Why India Objects To China’s One Belt and Road Initiative

India against one belt one road

India against one belt one road

On 14 May China organised the Belt and Road Forum – an important period in the country’s history considering it represents a significant shift in its foreign policy. Through this forum China has signaled its intentions to come out and connect globally. However, the forum was not attended by India, a notable name in this regard considering the fact that it does not always see eye to eye with China. The said event was attended by senior officers and heads of state from around 36 countries but the Ministry of External Affairs, India, had already provided an official statement regarding its presence at the forum on 13 May itself.

Collaboration with Japan

India has now started to collaborate with Japan and build infrastructural projects in locations such as Africa, Iran, Sri Lanka, and Southeast Asia. This has been regarded as a direct response to China’s One Belt One Road (OBOR) programme, which is said to be a huge and ambitious infrastructure-based one that happens to be unilateral in nature. This project aims to connect China to Europe and Africa. Xi Jinping, the President of China, launched the project with a significant amount of fanfare. India has cited security and strategic reasons for its stance vis-à-vis the project.

China trying to woo India

China, meanwhile, seems to be very eager to make India a part of this initiative, and has been trying to persuade its southwestern neighbour from much before the launch event got underway. Both the Chinese Ambassador to India, Luo Zhaohui, and his deputy have been making extra efforts to lure India to be a part of the enterprise. Zhaohui feels that OBOR would provide India and China the ideal opportunity – and some new ones – for cooperating bilaterally.
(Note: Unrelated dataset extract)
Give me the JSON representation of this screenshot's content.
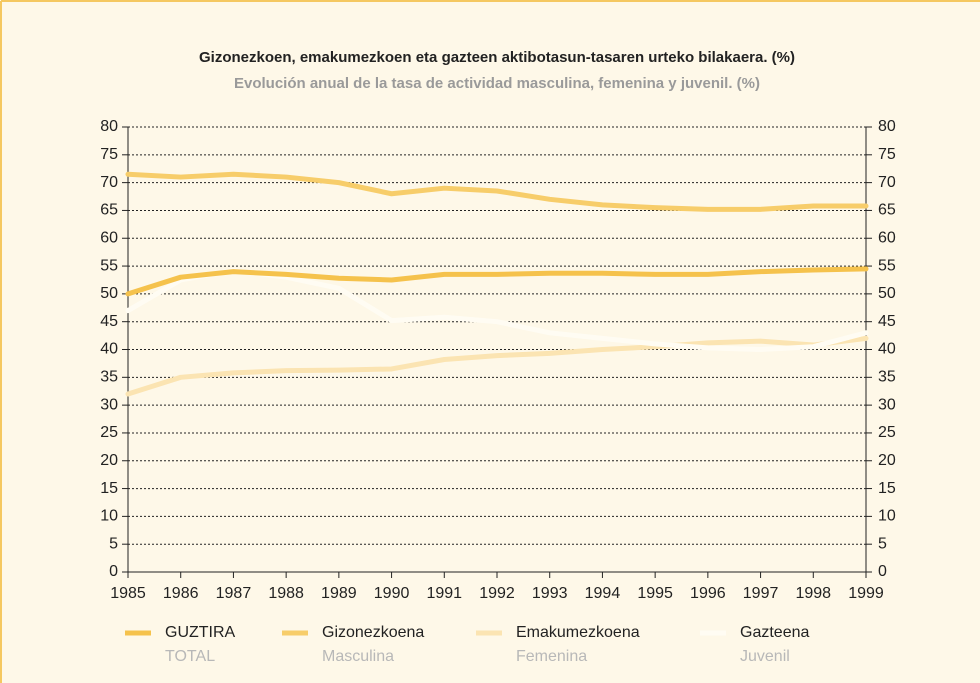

India has however made clear its reservations regarding China-Pakistan Economic Corridor (CPEC), which passes through Pakistan-Occupied Kashmir (POK).

Developing roads

India is also planning to develop roads in its neighbouring countries in order to make its position in South Asia stronger than before. With this step it also looks to arrest the growing influence that China has built in the region. National Highways Authority of India (NHAI) is looking to carry out these projects in spite of the fact that it has come up short in meeting these targets at home. It is also looking to generate funds from its overseas projects so that it can finish its projects in India itself. Nitin Gadkari, the Union Transport Minister of India, says that NHAI is getting lots of offers from abroad.

Helping Sri Lanka

Even though India did not participate in OBOR launch event, it had decided to help Sri Lanka pull off successfully its Buddhist International Vesak Day celebrations. The event celebrated on May 11-12 was also attended by Narendra Modi. Vesak Day festivities are organised in order to celebrate the birth, death, and enlightenment of Lord Buddha. During the period the Prime Minister of India visited Colombo apart from Dickoya and Kandy in the Central Province of Sri Lanka. At Kandy, Modi visited the relic named Temple of Tooth, the most important Buddhist artifact in Sri Lanka.